A Natural Miracle
“I can’t be sure of the time anymore,” André said to me one day over coffee. “I mean, I look at the numbers on the clocks and what should be translated into time means nothing to me now. Do you think there’s something wrong with me? Be honest.”
“No.” I lied. “You’re perfectly normal. You’re a man of the future unburdened by superfluous concepts meant to regulate the peons and laborers, not the intelligent minds of the Creatives. Relax. Be yourself.”
“Dou you mean that?” André replied. He firmly fixed his gaze on the tabletop and he looked to me like a man walking down a hallway to his expected death. “About me being creative?”
“Sure. Sure.” I lied some more. It could not hurt, I thought at the time. “You’re one of the brightest, most misunderstood of the contemporary artists. You should be thankful you’ve risen above the meaningless notions as noon and midnight. What are they to the artist but restrictions to duty? Besides, most people are shadow representations of who they really want to be. And you aren’t like most people.”
“Is that true?” André said to me with a slight whimper at the end of his question. For some reason he couldn’t lift his gaze, as if ashamed, and his body became slanted as though italicized, and he grew sterner by the minute as he plucked petals from off the little yellow flowers situated as a centerpiece between us on our table. “Is it true when you say that I’m one of the brightest?”

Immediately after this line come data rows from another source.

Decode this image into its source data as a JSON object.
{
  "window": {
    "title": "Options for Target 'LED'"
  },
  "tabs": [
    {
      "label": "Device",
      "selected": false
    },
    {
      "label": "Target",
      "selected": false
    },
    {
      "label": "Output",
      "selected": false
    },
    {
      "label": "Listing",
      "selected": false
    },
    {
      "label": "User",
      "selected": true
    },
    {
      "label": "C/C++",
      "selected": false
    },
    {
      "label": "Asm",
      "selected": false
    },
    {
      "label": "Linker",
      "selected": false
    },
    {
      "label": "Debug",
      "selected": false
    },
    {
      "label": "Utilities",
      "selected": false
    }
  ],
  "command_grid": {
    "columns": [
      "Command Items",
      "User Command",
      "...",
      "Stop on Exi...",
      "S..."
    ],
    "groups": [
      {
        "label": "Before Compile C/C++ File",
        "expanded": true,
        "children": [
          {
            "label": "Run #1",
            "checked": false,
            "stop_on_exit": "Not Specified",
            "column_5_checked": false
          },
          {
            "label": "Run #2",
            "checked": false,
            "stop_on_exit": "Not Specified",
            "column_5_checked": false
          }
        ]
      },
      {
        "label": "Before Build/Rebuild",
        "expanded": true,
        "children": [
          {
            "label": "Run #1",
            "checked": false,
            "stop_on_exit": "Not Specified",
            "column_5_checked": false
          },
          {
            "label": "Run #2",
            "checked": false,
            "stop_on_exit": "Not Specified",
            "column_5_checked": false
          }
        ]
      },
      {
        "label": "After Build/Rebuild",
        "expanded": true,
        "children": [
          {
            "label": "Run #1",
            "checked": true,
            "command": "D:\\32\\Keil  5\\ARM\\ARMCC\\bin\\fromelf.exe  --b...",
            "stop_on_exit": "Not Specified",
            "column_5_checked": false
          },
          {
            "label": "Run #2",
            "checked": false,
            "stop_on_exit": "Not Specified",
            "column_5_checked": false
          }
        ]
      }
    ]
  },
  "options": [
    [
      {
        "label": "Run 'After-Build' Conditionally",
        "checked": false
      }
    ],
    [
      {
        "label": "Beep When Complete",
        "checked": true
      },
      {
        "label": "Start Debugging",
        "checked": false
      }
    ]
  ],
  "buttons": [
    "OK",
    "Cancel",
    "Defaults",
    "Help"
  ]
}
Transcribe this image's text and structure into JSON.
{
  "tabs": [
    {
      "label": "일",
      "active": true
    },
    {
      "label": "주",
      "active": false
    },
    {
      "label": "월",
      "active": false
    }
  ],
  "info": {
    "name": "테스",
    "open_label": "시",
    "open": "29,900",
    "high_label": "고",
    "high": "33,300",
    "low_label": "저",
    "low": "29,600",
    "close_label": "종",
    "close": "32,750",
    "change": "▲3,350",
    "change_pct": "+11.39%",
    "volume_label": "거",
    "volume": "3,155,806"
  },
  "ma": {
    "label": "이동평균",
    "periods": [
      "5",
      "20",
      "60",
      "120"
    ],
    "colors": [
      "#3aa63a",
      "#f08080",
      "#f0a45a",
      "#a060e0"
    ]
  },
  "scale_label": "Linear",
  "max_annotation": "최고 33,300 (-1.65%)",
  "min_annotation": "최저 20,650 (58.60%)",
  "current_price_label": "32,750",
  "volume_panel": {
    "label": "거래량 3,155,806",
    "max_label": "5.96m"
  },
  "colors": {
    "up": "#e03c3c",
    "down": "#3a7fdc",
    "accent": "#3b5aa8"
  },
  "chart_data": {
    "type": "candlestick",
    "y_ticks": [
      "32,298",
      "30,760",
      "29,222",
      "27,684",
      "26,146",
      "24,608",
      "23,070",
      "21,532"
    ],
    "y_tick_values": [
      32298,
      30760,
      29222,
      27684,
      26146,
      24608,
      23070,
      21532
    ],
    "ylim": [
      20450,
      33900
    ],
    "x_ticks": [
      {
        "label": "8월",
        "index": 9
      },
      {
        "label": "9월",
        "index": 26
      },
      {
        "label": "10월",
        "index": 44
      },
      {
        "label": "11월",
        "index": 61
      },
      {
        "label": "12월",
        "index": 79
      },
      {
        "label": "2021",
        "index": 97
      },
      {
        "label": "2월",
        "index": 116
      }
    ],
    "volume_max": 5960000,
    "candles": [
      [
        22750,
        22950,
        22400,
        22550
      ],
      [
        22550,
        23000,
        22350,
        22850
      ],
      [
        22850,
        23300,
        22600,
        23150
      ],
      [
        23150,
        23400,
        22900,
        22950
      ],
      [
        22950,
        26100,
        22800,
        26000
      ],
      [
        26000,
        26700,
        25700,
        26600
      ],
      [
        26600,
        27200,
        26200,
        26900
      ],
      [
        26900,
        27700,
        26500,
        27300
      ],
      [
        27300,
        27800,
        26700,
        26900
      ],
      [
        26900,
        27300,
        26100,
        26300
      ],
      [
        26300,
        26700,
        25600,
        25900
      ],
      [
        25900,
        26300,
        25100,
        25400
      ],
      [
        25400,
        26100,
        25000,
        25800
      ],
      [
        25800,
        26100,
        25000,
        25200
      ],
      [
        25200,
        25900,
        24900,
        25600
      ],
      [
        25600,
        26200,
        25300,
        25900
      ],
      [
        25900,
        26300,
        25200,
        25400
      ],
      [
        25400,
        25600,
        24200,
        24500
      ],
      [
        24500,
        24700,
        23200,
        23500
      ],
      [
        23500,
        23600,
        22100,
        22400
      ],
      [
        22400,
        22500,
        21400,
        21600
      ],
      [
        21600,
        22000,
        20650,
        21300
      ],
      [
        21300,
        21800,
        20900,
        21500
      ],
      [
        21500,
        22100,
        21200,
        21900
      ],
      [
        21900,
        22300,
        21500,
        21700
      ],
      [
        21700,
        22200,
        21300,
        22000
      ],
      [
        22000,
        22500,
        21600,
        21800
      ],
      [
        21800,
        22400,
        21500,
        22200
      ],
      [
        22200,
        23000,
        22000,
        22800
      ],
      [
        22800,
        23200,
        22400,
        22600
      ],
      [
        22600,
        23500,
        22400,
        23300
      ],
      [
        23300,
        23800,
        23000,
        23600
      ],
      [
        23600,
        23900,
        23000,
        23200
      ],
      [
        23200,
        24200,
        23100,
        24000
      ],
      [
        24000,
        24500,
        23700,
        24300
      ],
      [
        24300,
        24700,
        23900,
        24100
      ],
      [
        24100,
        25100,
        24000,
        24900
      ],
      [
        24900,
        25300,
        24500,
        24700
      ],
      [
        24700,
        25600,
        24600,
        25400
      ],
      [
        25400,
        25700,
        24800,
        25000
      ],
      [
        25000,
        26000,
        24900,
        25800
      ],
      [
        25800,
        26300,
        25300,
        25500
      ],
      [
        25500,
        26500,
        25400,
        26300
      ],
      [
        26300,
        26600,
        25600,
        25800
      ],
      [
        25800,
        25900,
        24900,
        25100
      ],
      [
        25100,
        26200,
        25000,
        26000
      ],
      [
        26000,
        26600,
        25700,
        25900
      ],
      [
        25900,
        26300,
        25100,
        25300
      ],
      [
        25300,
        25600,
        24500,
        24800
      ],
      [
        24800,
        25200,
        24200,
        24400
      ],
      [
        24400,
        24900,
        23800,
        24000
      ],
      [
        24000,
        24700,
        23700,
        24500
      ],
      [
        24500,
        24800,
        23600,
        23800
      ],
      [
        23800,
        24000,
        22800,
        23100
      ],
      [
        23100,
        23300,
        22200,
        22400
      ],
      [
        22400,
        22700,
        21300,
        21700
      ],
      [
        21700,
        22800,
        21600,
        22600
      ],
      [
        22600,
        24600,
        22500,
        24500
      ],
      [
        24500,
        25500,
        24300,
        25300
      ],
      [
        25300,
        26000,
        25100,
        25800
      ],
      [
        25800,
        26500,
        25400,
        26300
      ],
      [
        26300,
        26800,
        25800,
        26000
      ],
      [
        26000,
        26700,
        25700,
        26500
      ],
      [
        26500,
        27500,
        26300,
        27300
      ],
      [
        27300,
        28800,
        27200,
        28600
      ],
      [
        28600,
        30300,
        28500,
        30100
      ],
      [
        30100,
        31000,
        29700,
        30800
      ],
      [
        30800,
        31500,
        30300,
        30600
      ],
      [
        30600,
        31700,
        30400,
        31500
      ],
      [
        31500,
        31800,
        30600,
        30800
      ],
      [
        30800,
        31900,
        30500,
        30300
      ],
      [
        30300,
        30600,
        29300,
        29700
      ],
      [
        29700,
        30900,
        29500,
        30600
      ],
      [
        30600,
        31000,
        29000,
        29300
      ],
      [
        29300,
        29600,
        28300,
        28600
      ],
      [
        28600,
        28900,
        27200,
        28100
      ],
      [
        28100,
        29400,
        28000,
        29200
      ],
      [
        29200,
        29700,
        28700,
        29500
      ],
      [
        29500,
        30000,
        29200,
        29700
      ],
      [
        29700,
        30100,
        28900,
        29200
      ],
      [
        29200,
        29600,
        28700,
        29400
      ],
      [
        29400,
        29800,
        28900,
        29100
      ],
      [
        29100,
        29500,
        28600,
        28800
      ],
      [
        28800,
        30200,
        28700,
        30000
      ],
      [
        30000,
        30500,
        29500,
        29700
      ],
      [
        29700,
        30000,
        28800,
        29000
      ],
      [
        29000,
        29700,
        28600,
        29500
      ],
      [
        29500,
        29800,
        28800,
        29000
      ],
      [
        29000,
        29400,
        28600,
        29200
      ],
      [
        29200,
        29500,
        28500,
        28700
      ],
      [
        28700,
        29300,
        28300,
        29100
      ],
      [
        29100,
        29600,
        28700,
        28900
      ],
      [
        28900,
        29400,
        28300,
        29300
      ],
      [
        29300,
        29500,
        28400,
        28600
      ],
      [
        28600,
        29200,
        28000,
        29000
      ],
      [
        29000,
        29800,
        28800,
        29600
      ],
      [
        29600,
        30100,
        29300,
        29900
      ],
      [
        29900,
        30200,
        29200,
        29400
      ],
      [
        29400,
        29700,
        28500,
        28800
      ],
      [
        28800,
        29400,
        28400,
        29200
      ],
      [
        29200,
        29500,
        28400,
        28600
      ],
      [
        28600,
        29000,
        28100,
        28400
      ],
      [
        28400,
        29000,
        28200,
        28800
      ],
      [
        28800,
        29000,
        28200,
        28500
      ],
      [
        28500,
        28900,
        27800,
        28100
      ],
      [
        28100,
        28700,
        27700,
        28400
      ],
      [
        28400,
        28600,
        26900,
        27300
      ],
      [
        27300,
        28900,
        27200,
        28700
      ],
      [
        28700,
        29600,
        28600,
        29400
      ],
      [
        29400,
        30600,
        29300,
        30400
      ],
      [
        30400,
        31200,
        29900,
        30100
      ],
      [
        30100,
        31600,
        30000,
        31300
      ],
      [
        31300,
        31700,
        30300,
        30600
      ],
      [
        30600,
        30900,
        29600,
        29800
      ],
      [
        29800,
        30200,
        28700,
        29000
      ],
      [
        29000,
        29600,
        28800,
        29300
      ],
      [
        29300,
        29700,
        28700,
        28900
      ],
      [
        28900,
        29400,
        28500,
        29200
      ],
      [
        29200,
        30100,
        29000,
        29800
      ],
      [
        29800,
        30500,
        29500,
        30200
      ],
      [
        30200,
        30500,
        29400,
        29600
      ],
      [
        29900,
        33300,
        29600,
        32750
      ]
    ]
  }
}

“Absolutely.” I lied even more. “What would the world do without artists like you? Without artists who give life meaning?” I honestly didn’t think André heard a word I said. André’s arrogance and hubris seemed, to me at least, to blind him to certain realities and verities most sane people take for granted on a daily basis. “Don’t waste your time contemplating your identity and questioning your existence. You’re here now and you’re talented and doing what you love for the reasons no one can understand. Why bother with silly notions as time?”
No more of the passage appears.